If college may happen shortly, I'd avoid valves (AKA tubes at your side of the pond ;) ). You don't want to have to worry about damaging/replacing them, as there are other things you should be spending money on.

I've got an amp6-basic from 41Hz, powered by a 12v 5A laptop PSU. Had it for years, and it just keeps working.
IMHO, it'd fit the bill nicely: it'll provide enough power in a compact form-factor, and sound decent doing so.

I'm using it to drive >500Hz into a pair of Fostex FE126s. Noise is just about audible with my ear next to the cone, but given the stupidly messy wiring of my current stereo, its hardly surprising there's noise.

I know you said you don't want a kit, but this'd probably be <$100 all done.


xrk971 17th February 2013 10:59 AM

I second that class D amps are the way to go if you want low noise, which is counter-intuitive because traditionally you want to keep digital switching away from analog components to reduce noise. Note that tubes are inherently higher temperature devices and will intrinsically have more noise (thermal), all else equal. The bigger problem is 60 Hz line freq hum leaking in due to ground loops from bad design or bad construction techniques.

vacuphile 17th February 2013 11:03 AM

I second what Chris and xrk971 said about classD. Certainly with a budget of 250 USD, that's the way to go. 41Hz has some very affordable kits.

IG81 17th February 2013 03:50 PM

If a used amplifier is acceptable, you can get a Yamaha M-45 for your budget. It's way more powerful than what you say you need at ~120W, but that's not a bad thing in my book. :) You can run it in class A up to ~10W IIRC and its self-noise is extremely low. I use mine to drive 113dB/W/m compression drivers on a bi-amped two-way and have no problem. If components upstream have noise of their own, you can turn down the input level on the Yamaha and keep SNR higher upstream.


cyclecamper 17th February 2013 03:57 PM

A lot of push-pull tube stuff was designed thinking they can get away with terrible power filtering for the power output stage because in theory the push/pull cancels hum from the power supply. In reality, the splitter is never perfect, the push and pull sides are never perfectgly balanced, the bias supply gets polluted, etc. etc.

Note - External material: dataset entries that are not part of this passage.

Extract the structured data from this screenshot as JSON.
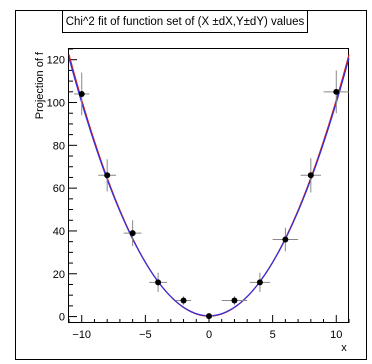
{
  "chart_data": {
    "type": "scatter",
    "title": "Chi^2 fit of function set of (X ±dX,Y±dY) values",
    "xlabel": "x",
    "ylabel": "Projection of f",
    "xlim": [
      -11,
      11
    ],
    "ylim": [
      -3,
      125
    ],
    "x_ticks": [
      -10,
      -5,
      0,
      5,
      10
    ],
    "y_ticks": [
      0,
      20,
      40,
      60,
      80,
      100,
      120
    ],
    "grid": false,
    "legend": "none",
    "points": [
      {
        "x": -10,
        "y": 104,
        "dx": 0.6,
        "dy": 10
      },
      {
        "x": -8,
        "y": 66,
        "dx": 0.7,
        "dy": 7.5
      },
      {
        "x": -6,
        "y": 39,
        "dx": 0.7,
        "dy": 6
      },
      {
        "x": -4,
        "y": 16,
        "dx": 0.7,
        "dy": 4.5
      },
      {
        "x": -2,
        "y": 7.5,
        "dx": 0.6,
        "dy": 2
      },
      {
        "x": 0,
        "y": 0.2,
        "dx": 0.3,
        "dy": 0.6
      },
      {
        "x": 2,
        "y": 7.5,
        "dx": 1.0,
        "dy": 2
      },
      {
        "x": 4,
        "y": 16,
        "dx": 0.8,
        "dy": 4.5
      },
      {
        "x": 6,
        "y": 36,
        "dx": 1.0,
        "dy": 5.5
      },
      {
        "x": 8,
        "y": 66,
        "dx": 0.8,
        "dy": 8
      },
      {
        "x": 10,
        "y": 105,
        "dx": 1.0,
        "dy": 10
      }
    ],
    "curves": [
      {
        "color": "#cc2020",
        "coeffs": [
          0.2,
          0.0,
          1.01
        ]
      },
      {
        "color": "#3030e0",
        "coeffs": [
          0.4,
          0.0,
          0.995
        ]
      }
    ],
    "colors": {
      "marker": "#000000",
      "error_bar": "#888888"
    }
  }
}
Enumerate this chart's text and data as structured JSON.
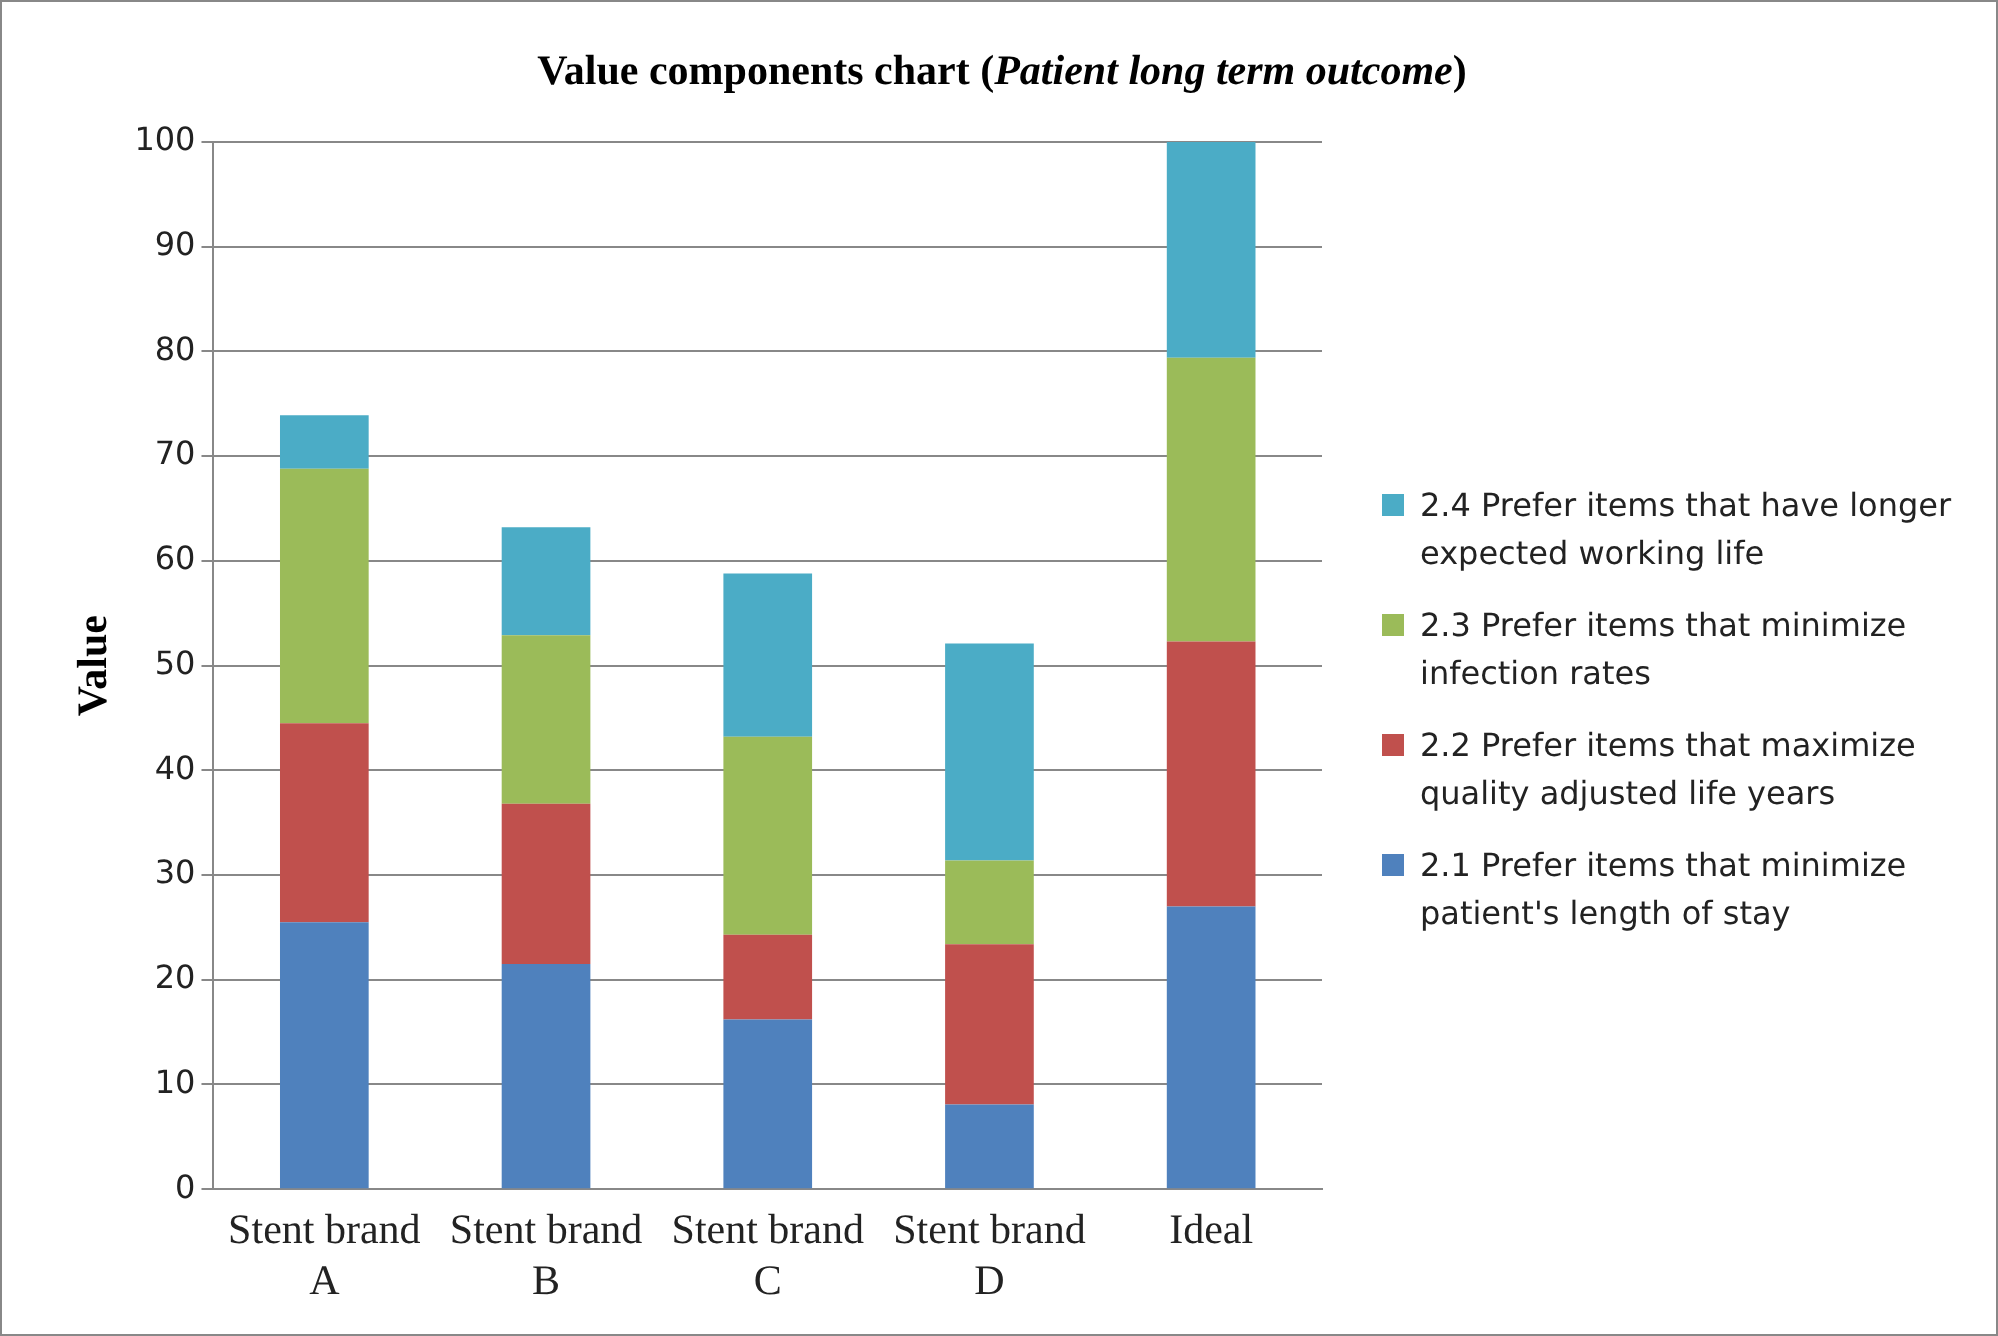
{
  "chart_data": {
    "type": "bar",
    "title": "Value components chart (Patient long term outcome)",
    "ylabel": "Value",
    "categories": [
      "Stent brand A",
      "Stent brand B",
      "Stent brand C",
      "Stent brand D",
      "Ideal"
    ],
    "stacked": true,
    "ylim": [
      0,
      100
    ],
    "yticks": [
      0,
      10,
      20,
      30,
      40,
      50,
      60,
      70,
      80,
      90,
      100
    ],
    "grid": "y",
    "legend": "right",
    "series": [
      {
        "name": "2.1 Prefer items that minimize patient's length of stay",
        "color": "#4f81bd",
        "values": [
          25.5,
          21.5,
          16.2,
          8.1,
          27
        ]
      },
      {
        "name": "2.2 Prefer items that maximize quality adjusted life years",
        "color": "#c0504d",
        "values": [
          19,
          15.3,
          8.1,
          15.3,
          25.3
        ]
      },
      {
        "name": "2.3 Prefer items that minimize infection rates",
        "color": "#9bbb59",
        "values": [
          24.3,
          16.1,
          18.9,
          8,
          27.1
        ]
      },
      {
        "name": "2.4 Prefer items that have longer expected working life",
        "color": "#4bacc6",
        "values": [
          5.1,
          10.3,
          15.6,
          20.7,
          20.6
        ]
      }
    ]
  }
}
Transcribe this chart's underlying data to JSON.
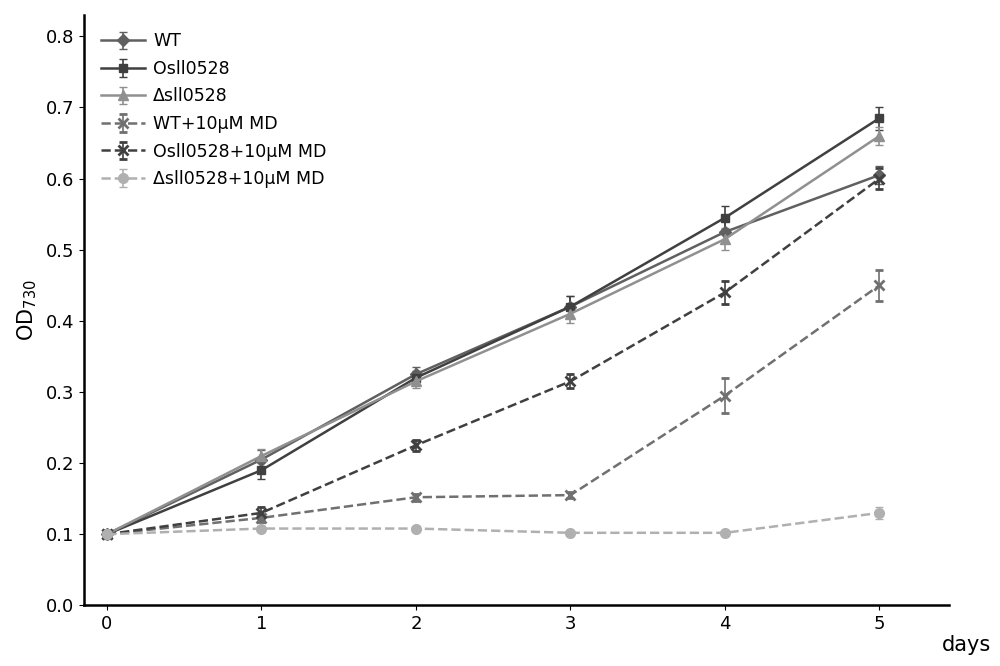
{
  "x": [
    0,
    1,
    2,
    3,
    4,
    5
  ],
  "series": [
    {
      "label": "WT",
      "y": [
        0.1,
        0.205,
        0.325,
        0.42,
        0.525,
        0.605
      ],
      "yerr": [
        0.003,
        0.013,
        0.01,
        0.015,
        0.016,
        0.013
      ],
      "color": "#606060",
      "linestyle": "solid",
      "marker": "D",
      "markersize": 6,
      "linewidth": 1.8,
      "dashes": []
    },
    {
      "label": "Osll0528",
      "y": [
        0.1,
        0.19,
        0.32,
        0.42,
        0.545,
        0.685
      ],
      "yerr": [
        0.003,
        0.013,
        0.01,
        0.015,
        0.016,
        0.016
      ],
      "color": "#404040",
      "linestyle": "solid",
      "marker": "s",
      "markersize": 6,
      "linewidth": 1.8,
      "dashes": []
    },
    {
      "label": "Δsll0528",
      "y": [
        0.1,
        0.21,
        0.315,
        0.41,
        0.515,
        0.66
      ],
      "yerr": [
        0.003,
        0.01,
        0.01,
        0.013,
        0.016,
        0.013
      ],
      "color": "#909090",
      "linestyle": "solid",
      "marker": "^",
      "markersize": 7,
      "linewidth": 1.8,
      "dashes": []
    },
    {
      "label": "WT+10μM MD",
      "y": [
        0.1,
        0.123,
        0.152,
        0.155,
        0.295,
        0.45
      ],
      "yerr": [
        0.003,
        0.006,
        0.005,
        0.004,
        0.025,
        0.022
      ],
      "color": "#707070",
      "linestyle": "dashed",
      "marker": "x",
      "markersize": 7,
      "linewidth": 1.8,
      "dashes": [
        6,
        3
      ]
    },
    {
      "label": "Osll0528+10μM MD",
      "y": [
        0.1,
        0.13,
        0.225,
        0.315,
        0.44,
        0.6
      ],
      "yerr": [
        0.003,
        0.008,
        0.008,
        0.01,
        0.016,
        0.015
      ],
      "color": "#404040",
      "linestyle": "dashed",
      "marker": "x",
      "markersize": 7,
      "linewidth": 1.8,
      "dashes": [
        6,
        3
      ]
    },
    {
      "label": "Δsll0528+10μM MD",
      "y": [
        0.1,
        0.108,
        0.108,
        0.102,
        0.102,
        0.13
      ],
      "yerr": [
        0.003,
        0.004,
        0.003,
        0.003,
        0.003,
        0.008
      ],
      "color": "#b0b0b0",
      "linestyle": "dashed",
      "marker": "o",
      "markersize": 7,
      "linewidth": 1.8,
      "dashes": [
        6,
        3
      ]
    }
  ],
  "xlabel": "days",
  "ylabel": "OD$_{730}$",
  "xlim": [
    -0.15,
    5.45
  ],
  "ylim": [
    0,
    0.83
  ],
  "yticks": [
    0,
    0.1,
    0.2,
    0.3,
    0.4,
    0.5,
    0.6,
    0.7,
    0.8
  ],
  "xticks": [
    0,
    1,
    2,
    3,
    4,
    5
  ],
  "figsize": [
    10.0,
    6.66
  ],
  "dpi": 100,
  "background_color": "#ffffff",
  "plot_bg_color": "#ffffff",
  "legend_fontsize": 12.5,
  "axis_label_fontsize": 15,
  "tick_fontsize": 13
}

ssportclay 17th February 2013 07:58 PM

Since your speakers are so efficient, all you need is a little class D amplifier. One of the little Topping Tripath chip units would be the obvious choice. The newer Texas Instruments digital amplifier chips seem to be getting a lot of attention lately. Look at the Muse Audio M50, Guanzo DP-101, or FEI XIANG FX502A. These all use the TI TPA3123 chip if you want to try something different than a Tripath. You could also try a TPA3116D2 or TPA3118D2 evaluation module but you will need a 24 volt/4 amp power supply and you will not have a case if you care. Texas Instruments released those last 2 chips last summer so they are very new designs.

Bob Brines 17th February 2013 08:40 PM

I have the big Topping which is based on the TA2020. I love it, but all of the Tripath chips are getting long in the tooth. I need to get one of the new TI amps. I'll look at the suggestions above. Needs to be 20w/ch or greater.


kctess5 17th February 2013 09:04 PM

I've had mostly class D amps. They just seem a little lifeless and I was hoping to get something class A. I'll have to check out that Yamaha M45.

I am currently using a bit of a hotrod 41hz amp-6 basic. A friend of mine made it, it's got some high quality caps installed and stuff. It's pretty good but I can still hear a bit of a buzz, and the wiring looks like it should be lower noise.

xrk971 17th February 2013 09:29 PM

I just got my TPA3116D2 chip and all the caps and resistors to go with them, should be starting the build soon. It's a little hairy because the amp is a 0.6 mm pitch SMD and parts are like dust bits. iIRC 50 watts/channel and 0.1 %THD at 30 watts w 24v supply.